May 7.

The Season.
Thunny Fishing.

The Mediterranean produces many sorts of fish unknown to us, the thunny among others. The manner in which these fish are caught is somewhat curious; it is a sort of hunting at sea. The nets are extended in the water so as to close upon the fish when they come within reach of them, and then the boats chase them to that part where they are taken: they have great force in their tails, so that much caution is required in getting them aboard. Vernet among his other sea-pieces has a very good one of this fishery. There are four principal places near Marseilles where it is carried on, called the madragues, which are rented out to the fishers, by the town, at a considerable advantage. When Louis XIII. visited Marseilles in 1662, he was invited to a thunny fishing at the principal madrague of Morgion, and found the diversion so much to his taste, that he often said it was the pleasantest day he had spent in his whole progress through the south.

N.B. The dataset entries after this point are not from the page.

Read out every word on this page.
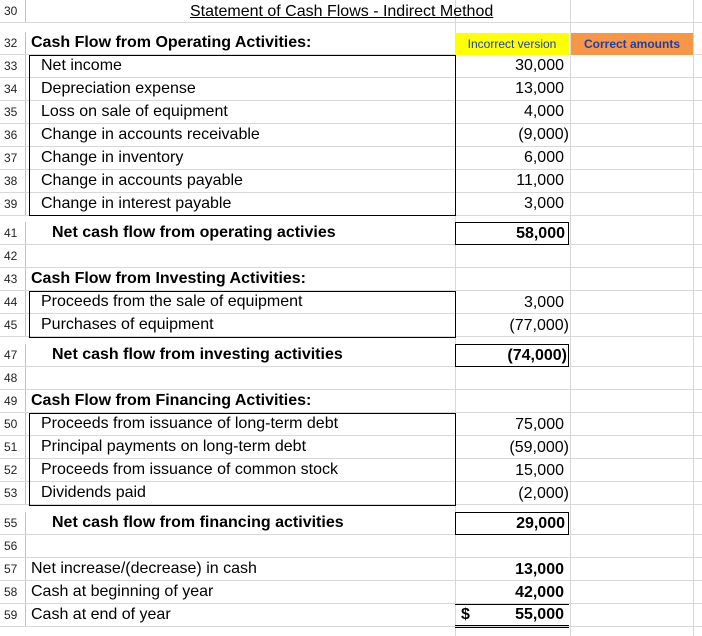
30	Statement of Cash Flows - Indirect Method
32 Cash Flow from Operating Activities:	Incorrect version	Correct amounts
33	Net income	30,000
34	Depreciation expense	13,000
35	Loss on sale of equipment	4,000
36	Change in accounts receivable	(9,000)
37	Change in inventory	6,000
38	Change in accounts payable	11,000
39	Change in interest payable	3,000
41	Net cash flow from operating activies	58,000
42
43 Cash Flow from Investing Activities:
44	Proceeds from the sale of equipment	3,000
45	Purchases of equipment	(77,000)
47	Net cash flow from investing activities	(74,000)
48
49 Cash Flow from Financing Activities:
50	Proceeds from issuance of long-term debt	75,000
51	Principal payments on long-term debt	(59,000)
52	Proceeds from issuance of common stock	15,000
53	Dividends paid	(2,000)
55	Net cash flow from financing activities	29,000
56
57 Net increase/(decrease) in cash	13,000
58 Cash at beginning of year	42,000
59 Cash at end of year	$	55,000
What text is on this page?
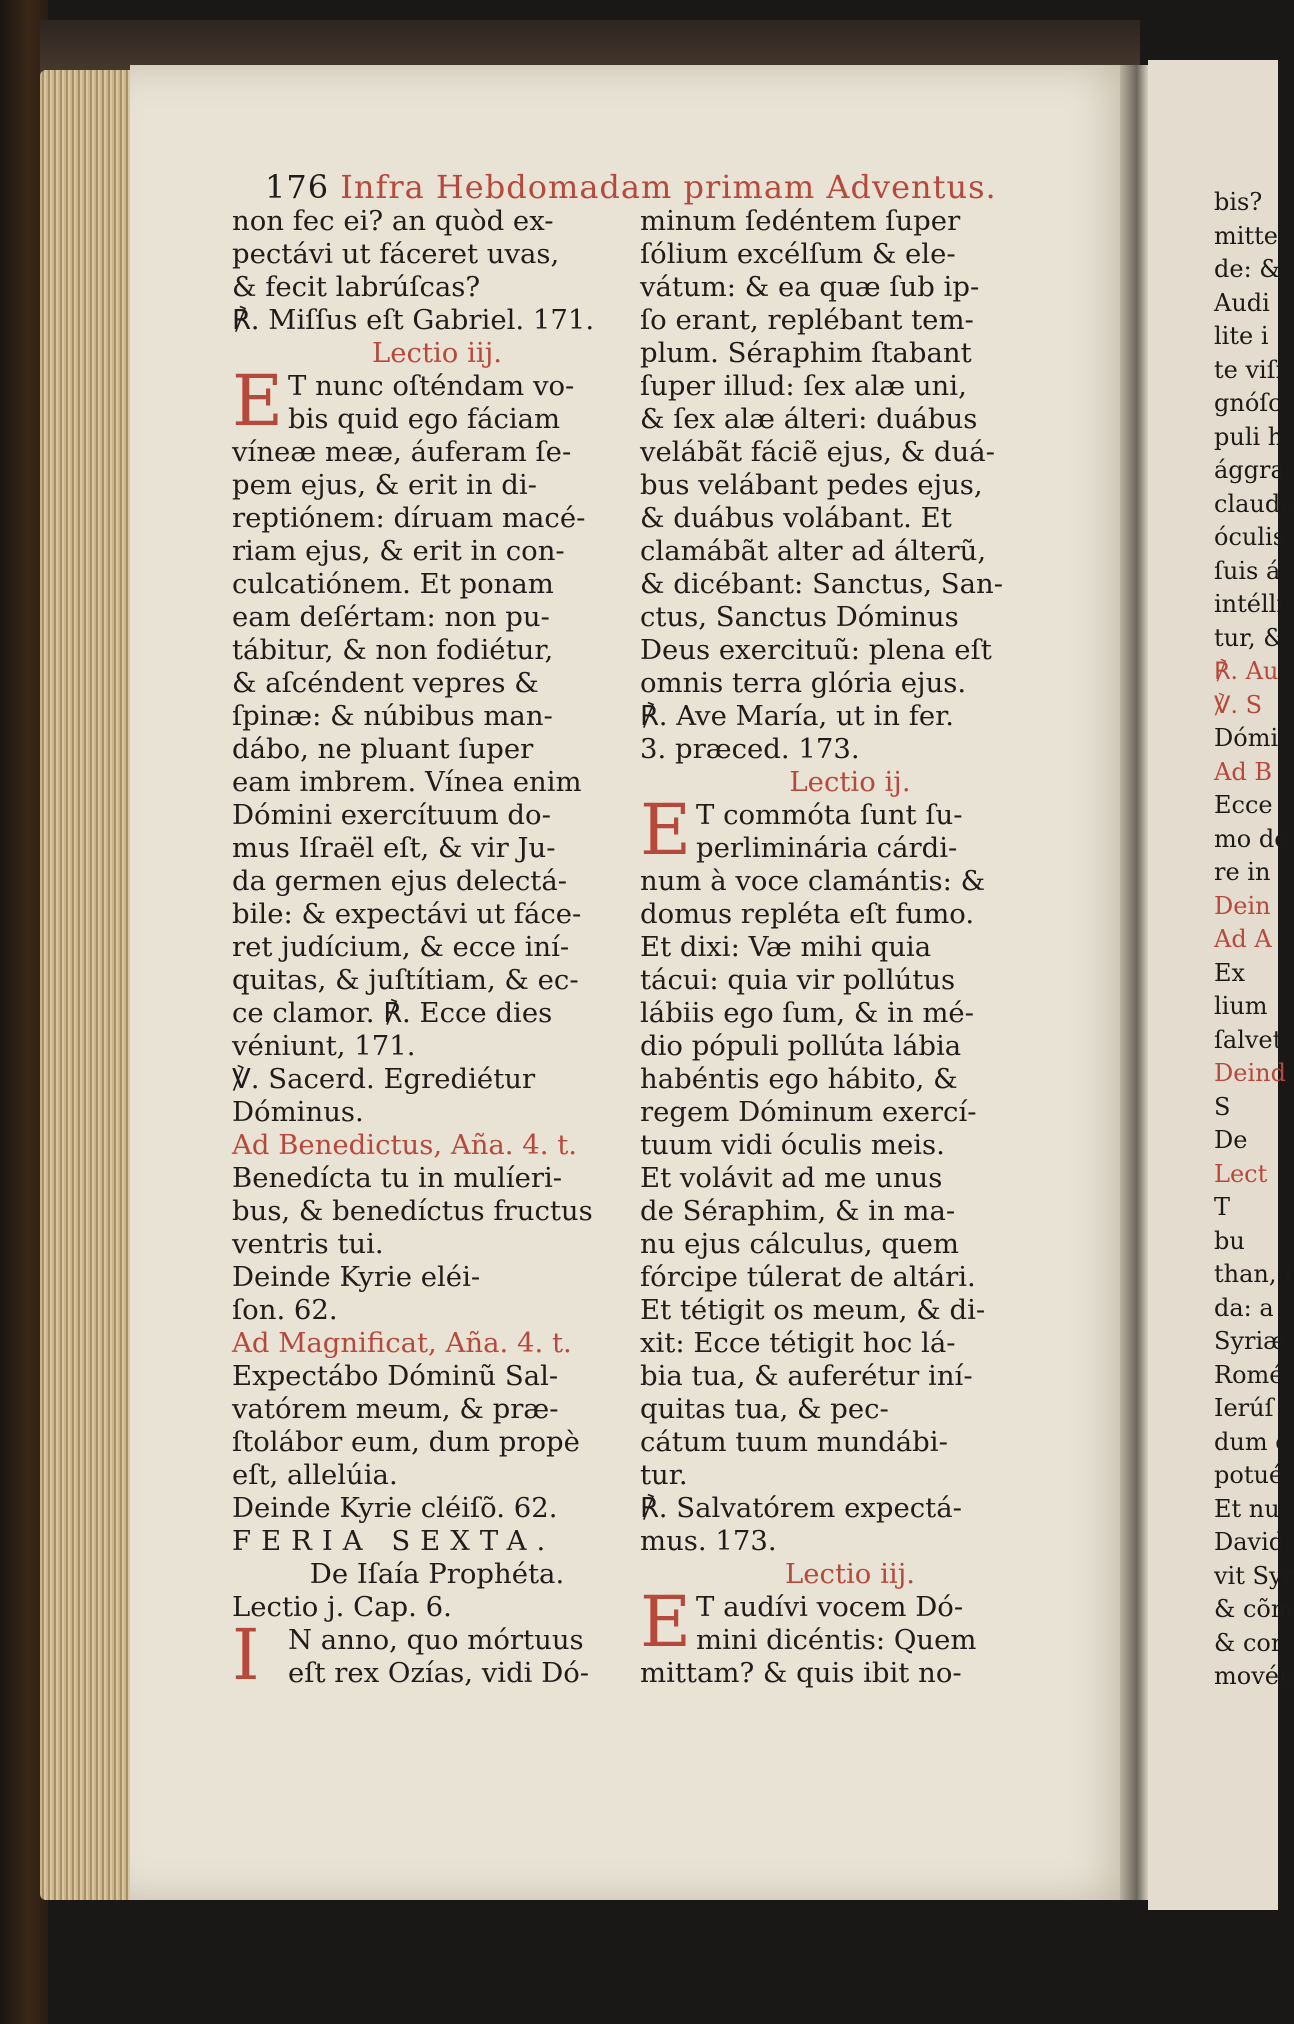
bis?
mitte
de: &
Audi
lite i
te viſi
gnóſc
puli h
ággra
claude
óculis
ſuis á
intélli
tur, &
℟. Au
℣. S
Dómi
Ad B
Ecce
mo de
re in
Dein
Ad A
Ex
lium
ſalvet
Deind
S
De
Lect
T
bu
than, f
da: a
Syriæ
Romé
Ierúſ
dum c
potué
Et nu
David,
vit Syr
& cõm
& cor
movén
176 Infra Hebdomadam primam Adventus.
non fec ei? an quòd ex-
pectávi ut fáceret uvas,
& fecit labrúſcas?
℟. Miſſus eſt Gabriel. 171.
Lectio iij.
E T nunc oſténdam vo-
bis quid ego fáciam
víneæ meæ, áuferam ſe-
pem ejus, & erit in di-
reptiónem: díruam macé-
riam ejus, & erit in con-
culcatiónem. Et ponam
eam deſértam: non pu-
tábitur, & non fodiétur,
& aſcéndent vepres &
ſpinæ: & núbibus man-
dábo, ne pluant ſuper
eam imbrem. Vínea enim
Dómini exercítuum do-
mus Iſraël eſt, & vir Ju-
da germen ejus delectá-
bile: & expectávi ut fáce-
ret judícium, & ecce iní-
quitas, & juſtítiam, & ec-
ce clamor. ℟. Ecce dies
véniunt, 171.
℣. Sacerd. Egrediétur
Dóminus.
Ad Benedictus, Aña. 4. t.
Benedícta tu in mulíeri-
bus, & benedíctus fructus
ventris tui.
Deinde Kyrie eléi-
ſon. 62.
Ad Magnificat, Aña. 4. t.
Expectábo Dóminũ Sal-
vatórem meum, & præ-
ſtolábor eum, dum propè
eſt, allelúia.
Deinde Kyrie cléiſõ. 62.
FERIA SEXTA.
De Iſaía Prophéta.
Lectio j. Cap. 6.
I	N anno, quo mórtuus
eſt rex Ozías, vidi Dó-
minum ſedéntem ſuper
ſólium excélſum & ele-
vátum: & ea quæ ſub ip-
ſo erant, replébant tem-
plum. Séraphim ſtabant
ſuper illud: ſex alæ uni,
& ſex alæ álteri: duábus
velábãt fáciẽ ejus, & duá-
bus velábant pedes ejus,
& duábus volábant. Et
clamábãt alter ad álterũ,
& dicébant: Sanctus, San-
ctus, Sanctus Dóminus
Deus exercituũ: plena eſt
omnis terra glória ejus.
℟. Ave María, ut in fer.
3. præced. 173.
Lectio ij.
E T commóta ſunt ſu-
perliminária cárdi-
num à voce clamántis: &
domus repléta eſt fumo.
Et dixi: Væ mihi quia
tácui: quia vir pollútus
lábiis ego ſum, & in mé-
dio pópuli pollúta lábia
habéntis ego hábito, &
regem Dóminum exercí-
tuum vidi óculis meis.
Et volávit ad me unus
de Séraphim, & in ma-
nu ejus cálculus, quem
fórcipe túlerat de altári.
Et tétigit os meum, & di-
xit: Ecce tétigit hoc lá-
bia tua, & auferétur iní-
quitas tua, & pec-
cátum tuum mundábi-
tur.
℟. Salvatórem expectá-
mus. 173.
Lectio iij.
E T audívi vocem Dó-
mini dicéntis: Quem
mittam? & quis ibit no-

The thunnies come in such shoals, that in the height of the season, that is, in the months of May and June, from five to six hundred are sometimes taken in a day at one madrague only: they commonly weigh from about ten to twenty or twenty-five pounds each, but they have been known to weigh even as much as fifty pounds. They are very delicious food, but the flesh is so solid that it seems something between fish and meat; it is as firm as sturgeon, but beyond all comparison finer flavoured. They dress this fish in France in a great variety of ways, and always excellent: it makes capital soup, or it is served as a ragout, or plain fried or broiled; pies are made of it, which are so celebrated as to be sent all over France; they will keep good for six weeks or two months. There is also a way of preserving it to keep the whole year round with salt and oil, called thon mariné: this is eaten cold, as we eat pickled salmon, and is delicious. Besides the great season in May and June, they are caught in considerable numbers in the autumn, about November, which is the great season for making the pies. A large quantity of them were sent to Paris against Buonaparte’s coronation. Stragglers of these fish are occasionally taken the whole year round. They are an ugly fish to the eye.

The palamede, though much smaller than the thunny, seems so much of the same nature that some persons have supposed it only the young thunny; but naturalists say that it is a distinct species of fish. It is mentioned by Gibbon in his description of Constantinople, as, at the time of the foundation of that city, the most celebrated among the variety of excellent fish taken in the Propontis.[178]